Laura - that's the same reason I kept buying it and trying to make it work, but in the end, the payroll issue broke the deal for me. I guess I never got to the point of hating it because I never used it enough.
You didn't say whether you use the payroll function, but assuming you do... is that part of what you hate about it?
BTW, I checked out your site, it's very elegant.
DD
Annie - did you learn anything else in your search? This conversation didn't seem to take off ...
DD
No, I really came to several dead-ends, then decided to back burner this for a while and stick with Quickbooks. If I do learn more, I'll l et you know!
Dennis - I don't use it for payroll, I just have independent contractors and they make a different amount every period, I just enter that as an expense.
I wish I could do that, but as a self-employed person I take advantage of all the tax benefits of hiring the spouse. We leverage those benefits to the max and if it were only her to think about it wouldn't be much of an issue.
However, my other business, wildland fire suppression involves up to a half dozen employees. Most of the people in this business don't pay any payroll taxes by paying their people under the table. The contracting agencies and the State doesn't seem to care since they know about it. Some of the rest pay via the 1099, which is also illegal because by any measure the people working for them are employees.
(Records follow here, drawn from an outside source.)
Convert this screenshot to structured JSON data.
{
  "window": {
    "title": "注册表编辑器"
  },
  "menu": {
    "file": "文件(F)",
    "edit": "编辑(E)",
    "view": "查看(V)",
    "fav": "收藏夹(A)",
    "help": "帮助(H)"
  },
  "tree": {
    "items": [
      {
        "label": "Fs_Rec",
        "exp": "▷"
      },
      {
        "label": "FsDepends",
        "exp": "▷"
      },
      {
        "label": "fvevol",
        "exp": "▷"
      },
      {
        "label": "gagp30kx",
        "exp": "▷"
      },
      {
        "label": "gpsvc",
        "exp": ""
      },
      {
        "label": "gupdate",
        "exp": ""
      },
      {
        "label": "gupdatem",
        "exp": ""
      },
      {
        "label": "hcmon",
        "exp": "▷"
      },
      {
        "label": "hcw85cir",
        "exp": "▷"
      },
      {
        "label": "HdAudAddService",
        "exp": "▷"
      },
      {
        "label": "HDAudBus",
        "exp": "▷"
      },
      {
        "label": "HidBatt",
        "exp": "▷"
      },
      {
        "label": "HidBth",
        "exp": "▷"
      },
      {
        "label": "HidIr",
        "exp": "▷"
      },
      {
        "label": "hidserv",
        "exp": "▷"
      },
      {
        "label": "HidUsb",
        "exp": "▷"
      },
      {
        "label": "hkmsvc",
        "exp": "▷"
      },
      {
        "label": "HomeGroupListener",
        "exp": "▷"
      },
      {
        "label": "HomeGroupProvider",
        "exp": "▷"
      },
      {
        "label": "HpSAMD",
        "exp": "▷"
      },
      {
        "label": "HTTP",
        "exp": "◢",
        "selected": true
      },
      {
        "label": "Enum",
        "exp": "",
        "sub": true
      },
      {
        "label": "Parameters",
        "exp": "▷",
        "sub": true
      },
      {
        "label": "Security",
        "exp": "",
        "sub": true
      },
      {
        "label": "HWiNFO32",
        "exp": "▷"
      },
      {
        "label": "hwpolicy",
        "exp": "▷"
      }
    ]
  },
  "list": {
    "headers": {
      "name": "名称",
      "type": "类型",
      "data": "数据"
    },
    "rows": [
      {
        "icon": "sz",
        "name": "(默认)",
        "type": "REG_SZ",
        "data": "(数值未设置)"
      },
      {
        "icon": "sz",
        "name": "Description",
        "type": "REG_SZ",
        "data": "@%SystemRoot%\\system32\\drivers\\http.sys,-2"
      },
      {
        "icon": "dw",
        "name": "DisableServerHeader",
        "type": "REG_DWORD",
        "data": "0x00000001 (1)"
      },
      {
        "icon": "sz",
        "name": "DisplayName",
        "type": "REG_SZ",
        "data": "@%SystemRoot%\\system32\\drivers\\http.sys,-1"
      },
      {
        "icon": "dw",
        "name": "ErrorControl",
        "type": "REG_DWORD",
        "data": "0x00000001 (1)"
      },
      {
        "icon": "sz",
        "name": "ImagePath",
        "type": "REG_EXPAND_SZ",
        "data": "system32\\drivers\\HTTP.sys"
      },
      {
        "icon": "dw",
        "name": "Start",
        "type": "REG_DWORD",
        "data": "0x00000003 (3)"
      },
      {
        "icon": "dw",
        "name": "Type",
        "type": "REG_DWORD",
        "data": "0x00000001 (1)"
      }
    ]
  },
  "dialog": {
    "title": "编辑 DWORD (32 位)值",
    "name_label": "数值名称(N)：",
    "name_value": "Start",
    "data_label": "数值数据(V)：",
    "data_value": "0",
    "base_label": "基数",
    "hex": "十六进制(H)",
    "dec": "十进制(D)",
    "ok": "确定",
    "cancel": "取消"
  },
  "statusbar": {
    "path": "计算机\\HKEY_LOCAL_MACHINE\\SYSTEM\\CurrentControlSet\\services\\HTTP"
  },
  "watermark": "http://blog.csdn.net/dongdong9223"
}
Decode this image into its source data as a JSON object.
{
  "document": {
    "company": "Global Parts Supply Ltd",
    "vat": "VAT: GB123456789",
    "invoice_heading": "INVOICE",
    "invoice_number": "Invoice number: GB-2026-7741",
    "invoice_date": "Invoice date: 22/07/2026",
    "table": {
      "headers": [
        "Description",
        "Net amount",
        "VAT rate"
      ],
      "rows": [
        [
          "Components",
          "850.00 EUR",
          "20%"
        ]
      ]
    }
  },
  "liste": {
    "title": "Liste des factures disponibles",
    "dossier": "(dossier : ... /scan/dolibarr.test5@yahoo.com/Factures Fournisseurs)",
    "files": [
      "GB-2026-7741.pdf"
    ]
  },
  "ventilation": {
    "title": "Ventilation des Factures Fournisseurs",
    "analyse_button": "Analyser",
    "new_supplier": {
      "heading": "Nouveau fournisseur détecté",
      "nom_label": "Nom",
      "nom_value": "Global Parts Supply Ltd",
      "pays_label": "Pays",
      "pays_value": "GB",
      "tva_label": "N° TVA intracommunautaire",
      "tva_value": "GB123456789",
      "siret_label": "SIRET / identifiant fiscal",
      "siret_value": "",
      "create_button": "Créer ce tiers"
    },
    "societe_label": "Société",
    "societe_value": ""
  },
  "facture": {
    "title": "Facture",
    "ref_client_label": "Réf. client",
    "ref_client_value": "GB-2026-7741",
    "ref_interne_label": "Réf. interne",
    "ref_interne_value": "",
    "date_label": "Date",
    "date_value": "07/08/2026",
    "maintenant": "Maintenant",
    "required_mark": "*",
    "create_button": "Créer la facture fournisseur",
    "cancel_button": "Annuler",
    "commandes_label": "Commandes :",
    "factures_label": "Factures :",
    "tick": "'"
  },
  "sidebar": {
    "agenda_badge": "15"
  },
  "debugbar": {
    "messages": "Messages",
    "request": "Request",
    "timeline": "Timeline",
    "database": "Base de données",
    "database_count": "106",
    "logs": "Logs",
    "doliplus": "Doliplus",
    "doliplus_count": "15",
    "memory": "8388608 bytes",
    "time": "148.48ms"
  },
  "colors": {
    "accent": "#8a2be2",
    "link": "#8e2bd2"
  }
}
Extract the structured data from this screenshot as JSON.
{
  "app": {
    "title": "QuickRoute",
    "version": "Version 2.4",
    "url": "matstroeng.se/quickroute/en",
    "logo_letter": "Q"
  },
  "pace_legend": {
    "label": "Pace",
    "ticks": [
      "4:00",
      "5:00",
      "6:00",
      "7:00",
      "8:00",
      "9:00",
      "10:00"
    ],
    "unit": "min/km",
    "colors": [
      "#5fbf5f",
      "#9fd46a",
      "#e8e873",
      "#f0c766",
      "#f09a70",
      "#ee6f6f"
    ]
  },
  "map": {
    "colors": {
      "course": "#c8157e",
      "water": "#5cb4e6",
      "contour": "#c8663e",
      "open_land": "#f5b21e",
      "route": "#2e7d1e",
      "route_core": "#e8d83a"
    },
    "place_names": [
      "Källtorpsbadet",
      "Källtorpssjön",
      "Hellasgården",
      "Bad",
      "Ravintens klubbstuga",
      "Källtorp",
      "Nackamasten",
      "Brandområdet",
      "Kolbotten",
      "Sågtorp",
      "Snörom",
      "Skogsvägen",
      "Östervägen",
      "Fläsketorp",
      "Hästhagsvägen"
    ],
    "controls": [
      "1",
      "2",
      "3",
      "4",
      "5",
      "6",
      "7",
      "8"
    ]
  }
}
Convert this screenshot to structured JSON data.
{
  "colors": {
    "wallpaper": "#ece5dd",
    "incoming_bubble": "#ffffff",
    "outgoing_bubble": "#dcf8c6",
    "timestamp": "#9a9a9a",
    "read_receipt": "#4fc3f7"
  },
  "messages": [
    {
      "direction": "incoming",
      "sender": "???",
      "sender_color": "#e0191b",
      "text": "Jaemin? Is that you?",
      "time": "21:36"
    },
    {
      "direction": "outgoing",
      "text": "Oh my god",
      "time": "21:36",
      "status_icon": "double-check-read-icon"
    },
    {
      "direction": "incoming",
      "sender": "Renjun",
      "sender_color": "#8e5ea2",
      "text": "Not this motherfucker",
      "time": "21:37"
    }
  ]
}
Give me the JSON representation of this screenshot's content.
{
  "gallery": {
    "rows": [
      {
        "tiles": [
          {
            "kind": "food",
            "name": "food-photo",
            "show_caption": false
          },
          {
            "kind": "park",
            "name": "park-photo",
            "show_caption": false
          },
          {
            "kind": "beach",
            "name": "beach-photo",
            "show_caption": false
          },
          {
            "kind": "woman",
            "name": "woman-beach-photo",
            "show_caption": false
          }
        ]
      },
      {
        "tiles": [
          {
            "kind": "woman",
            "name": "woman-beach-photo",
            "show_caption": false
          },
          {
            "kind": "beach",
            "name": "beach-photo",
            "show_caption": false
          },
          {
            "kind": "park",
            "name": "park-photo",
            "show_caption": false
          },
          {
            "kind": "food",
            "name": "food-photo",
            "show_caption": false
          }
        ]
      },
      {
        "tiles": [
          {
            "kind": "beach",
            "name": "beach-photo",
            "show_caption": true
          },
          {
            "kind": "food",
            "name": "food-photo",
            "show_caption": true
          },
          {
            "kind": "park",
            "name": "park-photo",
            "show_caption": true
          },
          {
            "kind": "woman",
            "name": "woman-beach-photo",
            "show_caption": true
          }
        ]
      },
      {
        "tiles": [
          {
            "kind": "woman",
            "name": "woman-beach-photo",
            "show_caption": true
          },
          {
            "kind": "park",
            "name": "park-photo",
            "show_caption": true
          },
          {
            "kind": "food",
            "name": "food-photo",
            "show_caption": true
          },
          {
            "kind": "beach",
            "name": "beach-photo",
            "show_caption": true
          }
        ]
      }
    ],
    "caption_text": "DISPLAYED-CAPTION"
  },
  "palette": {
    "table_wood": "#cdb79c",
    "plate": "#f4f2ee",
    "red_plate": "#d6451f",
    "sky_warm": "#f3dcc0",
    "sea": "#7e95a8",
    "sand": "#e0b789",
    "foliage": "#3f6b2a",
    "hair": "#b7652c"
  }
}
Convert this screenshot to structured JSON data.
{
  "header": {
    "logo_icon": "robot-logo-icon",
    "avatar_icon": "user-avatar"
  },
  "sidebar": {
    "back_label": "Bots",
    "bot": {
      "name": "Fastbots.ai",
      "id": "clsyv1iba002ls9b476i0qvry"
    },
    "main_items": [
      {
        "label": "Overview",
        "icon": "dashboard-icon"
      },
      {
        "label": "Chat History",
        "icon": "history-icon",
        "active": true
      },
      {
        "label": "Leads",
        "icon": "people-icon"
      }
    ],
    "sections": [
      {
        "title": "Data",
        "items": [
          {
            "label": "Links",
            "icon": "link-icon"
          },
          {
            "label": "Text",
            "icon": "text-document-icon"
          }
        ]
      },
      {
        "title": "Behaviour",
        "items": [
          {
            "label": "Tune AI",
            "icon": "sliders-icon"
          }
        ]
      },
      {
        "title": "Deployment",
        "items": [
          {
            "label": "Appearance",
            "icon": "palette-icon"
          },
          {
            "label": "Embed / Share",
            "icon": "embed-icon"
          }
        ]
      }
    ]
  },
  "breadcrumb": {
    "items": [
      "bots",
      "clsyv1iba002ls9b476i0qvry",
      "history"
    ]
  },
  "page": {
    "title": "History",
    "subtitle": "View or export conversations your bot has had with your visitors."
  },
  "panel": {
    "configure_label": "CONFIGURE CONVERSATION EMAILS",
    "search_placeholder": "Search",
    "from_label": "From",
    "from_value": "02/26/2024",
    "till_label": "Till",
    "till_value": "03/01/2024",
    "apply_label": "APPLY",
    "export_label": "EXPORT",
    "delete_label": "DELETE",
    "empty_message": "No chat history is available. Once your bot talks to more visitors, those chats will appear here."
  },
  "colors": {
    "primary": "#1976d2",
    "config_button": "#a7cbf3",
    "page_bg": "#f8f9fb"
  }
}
The rest of us pay more and have way more paper to push, and have a harder time making a fair profit: the price of being legal and ethical.
Among other things this issue of me having two Schedule C business seems to be an overwhelming confounder for most of the bookkeeping systems I have looked at and nearly all the people who are supposed to know that business.
Anyway, I guess if it were easy everyone would do it:-)
DD
Hi Annie, I am on Mac and use MYOB, and have used it for several years. It's worked great for me, and not being a numbers guy, maybe that says something.
I've never used Quickbooks, so it's hard to make a comparison. But I have certainly heard of more small businesses using Quickbooks vs. MYOB. Since we don't have employees, I can't say how it has worked on that end.
Wish I could be of more help, but as I said, MYOB works for me, but looks like I'm in the minority here...
Hi, Annie:
A few months back I worked a one-day-a-week contract for a new client who was on MYOB on a MAC. Other than learning some of the MAC-specific mouse tools and keystrokes, there was zero learning curve for me as a brand new user with more than 15 years as a user of Intuit products.
More interesting, a friend was describing his most recent QuickBooks upgrade, and it sounds like all of the new additions are elements stolen from MYOB. This supports my belief that MYOB is the better product.
Hope this helps...
Annie, What version and year of Quickbooks do you use?
I'm a long time Mac user. When I started up my business I did a lot of research into accounting packages.
I heard a lot of stories about both QuickBooks and MYOB. I wasn't really excited by either of them, and I was about to pick one, when another choice crossed my path: MoneyWorks.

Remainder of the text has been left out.